Let the plane $\pi \equiv z = x$ and the points $\mathrm { A } ( 0 , - 1,0 )$ and $\mathrm { B } ( 0,1,0 )$ belonging to the plane $\pi$. a) ( 1.25 points) If points A and B are adjacent vertices of a square with vertices $\{ \mathrm { A } , \mathrm { B } , \mathrm { C } , \mathrm { D } \}$ that lies in the plane $\pi$, find the possible points C and D. b) ( 1.25 points) If points A and B are opposite vertices of a square that lies in the plane $\pi$, determine the other two vertices of it.

Let the lines $r \equiv \left\{ \begin{array} { l } x + y + 2 = 0 \\ y - 2 z + 1 = 0 \end{array} \right.$ and $s \equiv \left\{ \begin{array} { l } x = 2 - 2 t \\ y = 5 + 2 t \\ z = t \end{array} , t \in \mathbb { R } \right.$. a) (1.5 points) Study the relative position of the given lines and calculate the distance between them. b) ( 0.5 points) Determine an equation of the plane $\pi$ that contains the lines $r$ and $s$. c) (0.5 points) Let P and Q be the points on the lines $r$ and $s$, respectively, that are contained in the plane with equation $z = 0$. Calculate an equation of the line passing through points $P$ and $Q$.

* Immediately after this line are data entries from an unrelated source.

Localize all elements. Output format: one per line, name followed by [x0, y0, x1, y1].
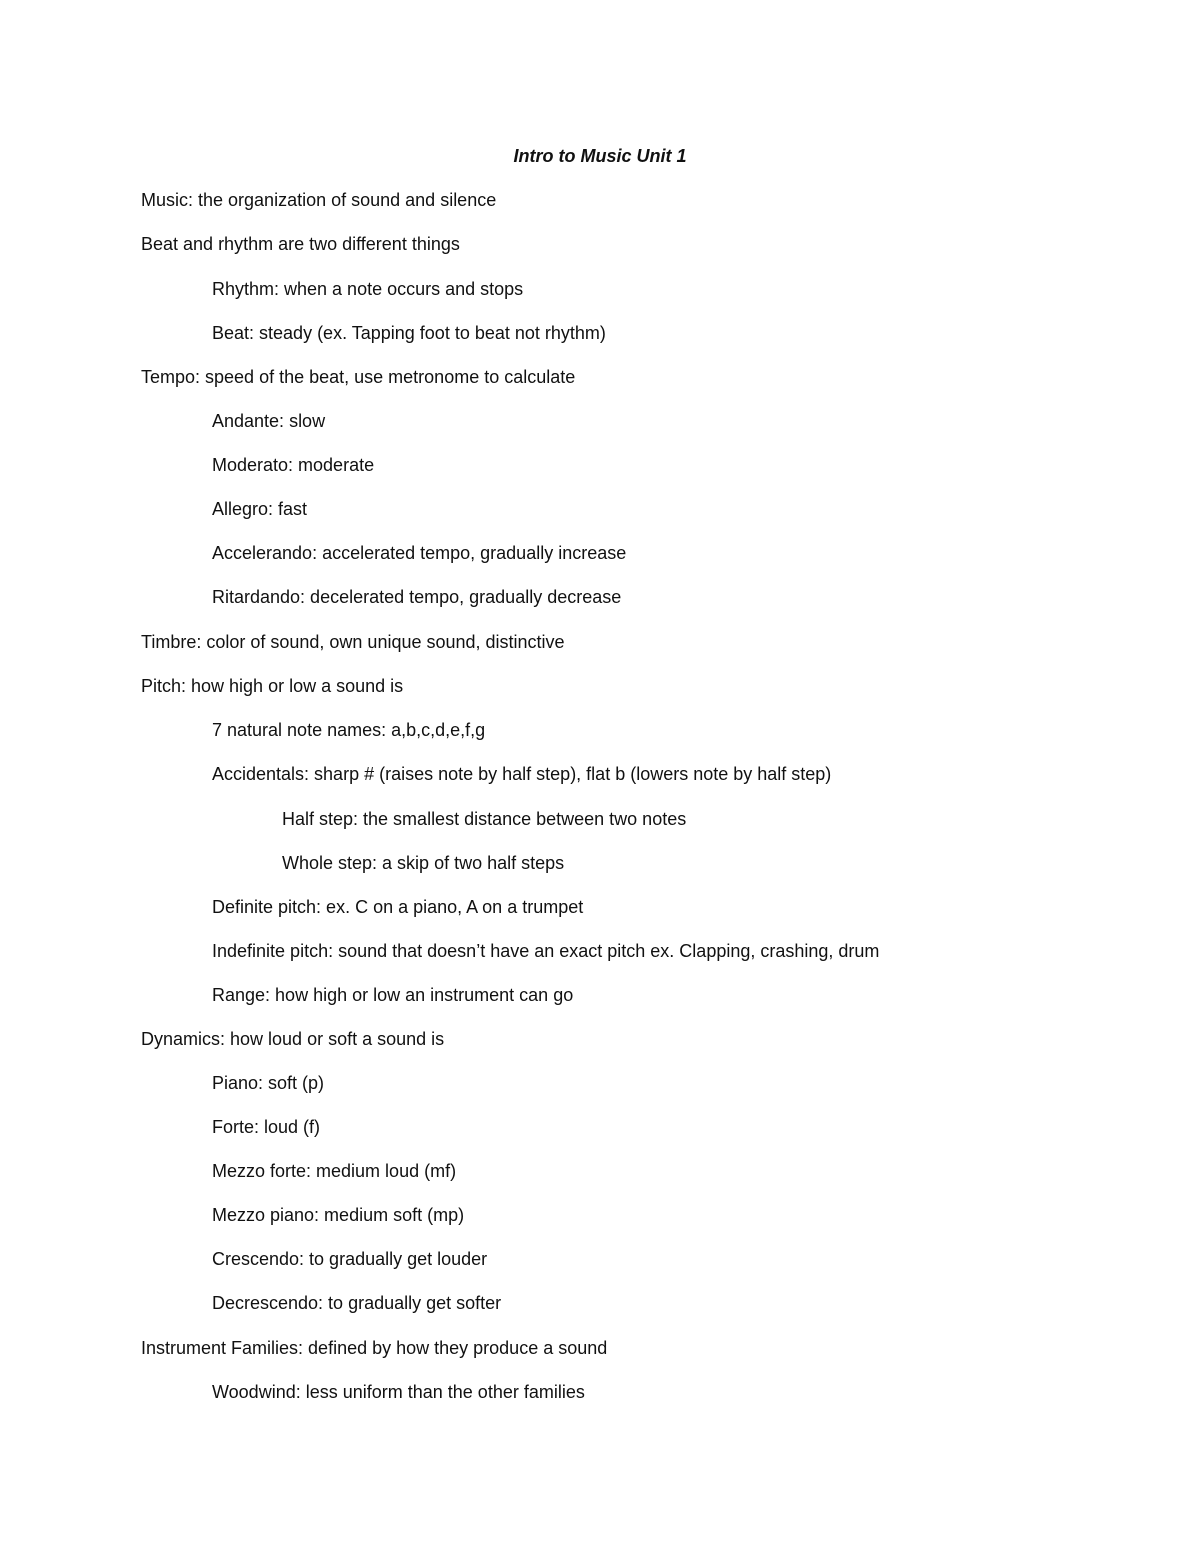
definition-moderato: Moderato: moderate: [212, 455, 375, 475]
definition-decrescendo: Decrescendo: to gradually get softer: [212, 1293, 502, 1313]
definition-ritardando: Ritardando: decelerated tempo, gradually decrease: [212, 587, 622, 607]
definition-allegro: Allegro: fast: [212, 499, 308, 519]
definition-forte: Forte: loud (f): [212, 1117, 321, 1137]
definition-piano: Piano: soft (p): [212, 1073, 325, 1093]
definition-instrument-families: Instrument Families: defined by how they produce a sound: [141, 1338, 608, 1358]
definition-woodwind: Woodwind: less uniform than the other families: [212, 1382, 585, 1402]
definition-timbre: Timbre: color of sound, own unique sound, distinctive: [141, 632, 565, 652]
definition-tempo: Tempo: speed of the beat, use metronome to calculate: [141, 367, 576, 387]
definition-accidentals: Accidentals: sharp # (raises note by half step), flat b (lowers note by half step): [212, 764, 832, 784]
definition-dynamics: Dynamics: how loud or soft a sound is: [141, 1029, 445, 1049]
definition-crescendo: Crescendo: to gradually get louder: [212, 1249, 488, 1269]
definition-indefinite-pitch: Indefinite pitch: sound that doesn’t have an exact pitch ex. Clapping, crashing, drum: [212, 941, 880, 961]
definition-andante: Andante: slow: [212, 411, 326, 431]
document-title: Intro to Music Unit 1: [513, 146, 687, 166]
definition-mezzo-forte: Mezzo forte: medium loud (mf): [212, 1161, 457, 1181]
definition-accelerando: Accelerando: accelerated tempo, gradually increase: [212, 543, 627, 563]
definition-pitch: Pitch: how high or low a sound is: [141, 676, 404, 696]
definition-half-step: Half step: the smallest distance between two notes: [282, 809, 687, 829]
definition-music: Music: the organization of sound and silence: [141, 190, 497, 210]
text-beat-rhythm: Beat and rhythm are two different things: [141, 234, 460, 254]
text-natural-notes: 7 natural note names: a,b,c,d,e,f,g: [212, 720, 486, 740]
definition-range: Range: how high or low an instrument can go: [212, 985, 574, 1005]
definition-rhythm: Rhythm: when a note occurs and stops: [212, 279, 524, 299]
definition-whole-step: Whole step: a skip of two half steps: [282, 853, 565, 873]
definition-mezzo-piano: Mezzo piano: medium soft (mp): [212, 1205, 465, 1225]
definition-definite-pitch: Definite pitch: ex. C on a piano, A on a trumpet: [212, 897, 584, 917]
definition-beat: Beat: steady (ex. Tapping foot to beat not rhythm): [212, 323, 606, 343]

Given the points $\mathrm { A } ( 1 , - 2,3 ) , \mathrm { B } ( 0,2 , - 1 )$ and $\mathrm { C } ( 2,1,0 )$. Find:\ a) (1.25 points) Verify that they form a triangle $T$ and find an equation of the plane containing them.\ b) ( 0.75 points) Calculate the intersection of the line passing through points A and B with the plane $z = 1$.\ c) ( 0.5 points) Determine the perimeter of triangle T.